Under current regulations, pharmacies are allowed to provide services through a hatch on the condition that it is manned by a member of staff and the premises are visibly open, according to PSNC. Pharmacists must also allow patients to enter the premises if needed.
But some pharmacists said the pharmacies should remain fully open for the duration of the opening hours. Limiting access at certain times was "nothing short of a disgrace", English Pharmacy Board member and contractor Sid Dajani told C+D.
Closing the doors to the pharmacy could deter patients from asking from a private consultation, he said.
"A lot of the time you need the consultation room and it's very difficult through a hatch system to provide that privacy," Mr Dajani stressed. "It's not really giving patients an option [of a private consultation] – it's giving them the option to inconvenience the pharmacist."
North-East London LPC secretary Hemant Patel said he had heard of a pharmacy in his area using a hatch system, but urged businesses to end the practice "as soon as possible". "The whole range of services should be provided during opening hours because that's the expectation of commissioners and the public," he told C+D.

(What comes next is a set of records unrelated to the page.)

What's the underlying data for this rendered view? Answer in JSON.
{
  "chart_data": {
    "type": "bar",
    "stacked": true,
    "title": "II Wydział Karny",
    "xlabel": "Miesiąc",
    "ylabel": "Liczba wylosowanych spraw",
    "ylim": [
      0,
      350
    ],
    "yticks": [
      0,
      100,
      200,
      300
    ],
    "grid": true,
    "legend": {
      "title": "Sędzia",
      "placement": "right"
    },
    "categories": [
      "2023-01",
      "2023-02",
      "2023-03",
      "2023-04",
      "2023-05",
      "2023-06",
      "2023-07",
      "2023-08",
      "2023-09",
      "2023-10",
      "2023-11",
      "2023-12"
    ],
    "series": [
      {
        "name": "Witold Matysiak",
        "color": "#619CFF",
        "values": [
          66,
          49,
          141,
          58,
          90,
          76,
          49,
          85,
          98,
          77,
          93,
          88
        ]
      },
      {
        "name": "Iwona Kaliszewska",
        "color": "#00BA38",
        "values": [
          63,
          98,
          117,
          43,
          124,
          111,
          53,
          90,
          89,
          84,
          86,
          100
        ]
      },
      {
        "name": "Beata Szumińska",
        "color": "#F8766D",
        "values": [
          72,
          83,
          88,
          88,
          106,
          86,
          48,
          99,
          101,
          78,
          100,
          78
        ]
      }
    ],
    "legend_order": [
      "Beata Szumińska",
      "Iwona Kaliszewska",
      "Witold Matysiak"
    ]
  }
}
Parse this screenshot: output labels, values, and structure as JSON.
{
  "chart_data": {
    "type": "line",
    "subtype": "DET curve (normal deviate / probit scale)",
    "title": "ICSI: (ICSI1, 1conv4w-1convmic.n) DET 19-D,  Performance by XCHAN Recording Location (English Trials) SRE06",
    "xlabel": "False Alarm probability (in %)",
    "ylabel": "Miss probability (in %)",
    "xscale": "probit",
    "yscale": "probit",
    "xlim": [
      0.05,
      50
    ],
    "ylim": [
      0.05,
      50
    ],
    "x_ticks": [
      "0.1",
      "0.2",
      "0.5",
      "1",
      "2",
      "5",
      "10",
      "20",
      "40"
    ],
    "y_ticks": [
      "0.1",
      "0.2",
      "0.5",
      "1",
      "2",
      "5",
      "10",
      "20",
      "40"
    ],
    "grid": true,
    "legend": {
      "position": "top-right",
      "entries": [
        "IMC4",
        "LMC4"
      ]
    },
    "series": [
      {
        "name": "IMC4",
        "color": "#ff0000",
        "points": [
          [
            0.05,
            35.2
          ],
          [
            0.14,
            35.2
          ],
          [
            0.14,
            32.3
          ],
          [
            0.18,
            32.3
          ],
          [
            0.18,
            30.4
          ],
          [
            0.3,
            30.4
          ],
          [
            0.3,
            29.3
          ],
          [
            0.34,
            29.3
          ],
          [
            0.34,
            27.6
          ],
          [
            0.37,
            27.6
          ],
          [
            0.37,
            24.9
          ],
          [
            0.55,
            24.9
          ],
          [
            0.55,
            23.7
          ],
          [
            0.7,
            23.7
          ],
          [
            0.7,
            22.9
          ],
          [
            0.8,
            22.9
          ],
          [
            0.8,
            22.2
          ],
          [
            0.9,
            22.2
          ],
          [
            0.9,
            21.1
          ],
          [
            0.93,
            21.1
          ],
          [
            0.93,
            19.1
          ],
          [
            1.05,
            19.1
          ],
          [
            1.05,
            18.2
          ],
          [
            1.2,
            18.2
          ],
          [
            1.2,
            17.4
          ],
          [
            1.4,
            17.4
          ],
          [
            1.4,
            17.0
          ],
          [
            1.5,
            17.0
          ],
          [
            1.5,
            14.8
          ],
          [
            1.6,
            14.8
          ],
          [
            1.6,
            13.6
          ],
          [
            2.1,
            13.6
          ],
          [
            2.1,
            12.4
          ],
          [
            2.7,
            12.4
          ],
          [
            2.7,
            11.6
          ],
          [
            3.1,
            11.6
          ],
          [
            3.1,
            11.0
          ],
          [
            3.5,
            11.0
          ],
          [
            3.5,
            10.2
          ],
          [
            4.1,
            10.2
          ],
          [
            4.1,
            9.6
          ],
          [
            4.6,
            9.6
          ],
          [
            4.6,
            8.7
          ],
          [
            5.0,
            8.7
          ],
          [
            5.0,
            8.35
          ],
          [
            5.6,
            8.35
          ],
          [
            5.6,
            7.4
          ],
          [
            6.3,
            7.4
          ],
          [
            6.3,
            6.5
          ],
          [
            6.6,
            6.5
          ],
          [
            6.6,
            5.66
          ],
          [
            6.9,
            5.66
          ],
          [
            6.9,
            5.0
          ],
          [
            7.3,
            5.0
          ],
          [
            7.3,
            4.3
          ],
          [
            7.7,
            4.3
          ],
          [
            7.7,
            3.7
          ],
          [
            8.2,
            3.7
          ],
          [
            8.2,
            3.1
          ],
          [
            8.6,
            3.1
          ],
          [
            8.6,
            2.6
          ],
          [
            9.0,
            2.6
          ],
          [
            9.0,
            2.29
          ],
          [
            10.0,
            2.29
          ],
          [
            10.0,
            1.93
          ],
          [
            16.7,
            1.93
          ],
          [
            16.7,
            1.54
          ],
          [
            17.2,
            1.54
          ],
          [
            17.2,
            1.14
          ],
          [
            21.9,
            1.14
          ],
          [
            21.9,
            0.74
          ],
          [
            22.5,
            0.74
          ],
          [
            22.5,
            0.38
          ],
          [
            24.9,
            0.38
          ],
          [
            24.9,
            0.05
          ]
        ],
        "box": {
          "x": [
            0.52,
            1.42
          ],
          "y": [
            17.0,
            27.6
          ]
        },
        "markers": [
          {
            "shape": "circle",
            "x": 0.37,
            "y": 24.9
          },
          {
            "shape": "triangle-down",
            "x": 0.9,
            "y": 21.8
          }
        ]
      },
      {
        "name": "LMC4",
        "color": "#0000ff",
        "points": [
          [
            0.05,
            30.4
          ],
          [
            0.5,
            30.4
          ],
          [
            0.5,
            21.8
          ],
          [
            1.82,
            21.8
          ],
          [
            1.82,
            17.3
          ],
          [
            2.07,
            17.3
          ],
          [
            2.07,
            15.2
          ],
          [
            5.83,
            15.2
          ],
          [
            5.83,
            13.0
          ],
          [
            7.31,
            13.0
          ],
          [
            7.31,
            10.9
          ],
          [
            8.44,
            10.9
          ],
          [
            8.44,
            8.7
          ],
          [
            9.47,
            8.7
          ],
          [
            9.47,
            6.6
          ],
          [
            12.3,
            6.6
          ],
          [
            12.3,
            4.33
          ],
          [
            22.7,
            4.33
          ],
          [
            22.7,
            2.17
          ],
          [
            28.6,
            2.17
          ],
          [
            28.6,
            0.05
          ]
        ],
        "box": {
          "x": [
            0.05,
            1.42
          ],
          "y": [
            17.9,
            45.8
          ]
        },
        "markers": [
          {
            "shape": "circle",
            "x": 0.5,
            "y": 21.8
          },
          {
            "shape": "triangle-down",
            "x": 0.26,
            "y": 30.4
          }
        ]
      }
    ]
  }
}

Liverpool LPC secretary Jeremy Clitherow also reported the use of shutters and hatches in his area, and said he had needed to remind 100-hour pharmacies in the area that they must be visibly open.
Your Shout
Pharmacists shared their experience of 100-hour businesses on Twitter:
@CandDEmma Can 100-hour pharmacies get away with only providing services through a hatch at certain times? Getting quite a few reports of this...
@ukpharmacist In a past life I wrote an SOP for safety for an early Boots 100-hour with a hatch. We still invited the punters in...
@tablet_girl A pharmacy I locumed for in Leeds (independent) does this after midnight.
@Xrayser There's a 100-hour near us that just has a bell - ring it at night and the pharmacist gets up from his bed to answer the door..!
@pillmanuk My local 100-hour closes the gates to the car park and people have to walk to be served in a booth and hatch.